Bruins defenseman Dennis Seidenberg appreciates what Shanahan has done so far. He hasn't seen a major difference in how the game is being played and supports the suspensions that have been handed out.
"Guys still try to get the guy pretty good, and I think that's the way it's supposed to be," Seidenberg said. "You have to watch out for yourself on the ice and try to prevent going into vulnerable areas. And if you are in a bad area, you have to hope the guy respects you enough not to kill you.
"At the end it's up to Shanahan to hand out the suspensions, but I think they've been right," Seidenberg added. "I haven't seen them all, but I've seen a couple and they've been right."

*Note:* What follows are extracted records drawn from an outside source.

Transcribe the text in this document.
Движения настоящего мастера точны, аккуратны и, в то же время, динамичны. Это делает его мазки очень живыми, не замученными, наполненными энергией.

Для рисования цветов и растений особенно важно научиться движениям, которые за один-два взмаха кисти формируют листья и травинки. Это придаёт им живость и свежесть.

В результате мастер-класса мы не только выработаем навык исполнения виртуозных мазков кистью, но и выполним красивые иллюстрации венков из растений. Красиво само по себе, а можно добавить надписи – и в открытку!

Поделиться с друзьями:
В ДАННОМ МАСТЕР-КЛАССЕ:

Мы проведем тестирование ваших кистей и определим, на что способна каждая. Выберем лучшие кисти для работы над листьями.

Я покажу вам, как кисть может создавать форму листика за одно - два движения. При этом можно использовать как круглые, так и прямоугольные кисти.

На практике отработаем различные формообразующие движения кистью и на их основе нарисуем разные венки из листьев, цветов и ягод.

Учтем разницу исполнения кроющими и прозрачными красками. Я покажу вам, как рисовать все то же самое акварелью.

Not everyone has found all of Shanahan's decisions as agreeable, but there's no denying the hard line he's taken has had an effect on the players.
"There's a lot less recklessness because there is a lot to lose," Lucic said. "You don't want to be suspended. You don't want to miss any time. You don't want to be sitting in the stands for a hit to the head or anything like that. And you look at [Columbus defenseman James] Wisniewski out for eight games. That's 500 grand. That's a lot of money, too. But the biggest thing is nobody wants to be suspended. You feel like you're letting your team down by getting suspended and being able to be out there with them. I think that's why guys are being a little more cautious."
Ference just hopes that players are as cautious about their own safety, and don't use the new crackdown on hits to the head and boarding as a way to gain a competitive advantage.
"I hope it doesn't get to the point where guys change their game with the way they're being hit," Ference said. "It's a really bad thing if guys start skating around with their head down or protect the puck by turning their back and putting their face against the glass. You know it's going to happen. You know guys are going to protect the pack with their back to you and almost tempt you to hit them from behind. It's going to happen, and there's going to be some bad calls. That's one of the consequences."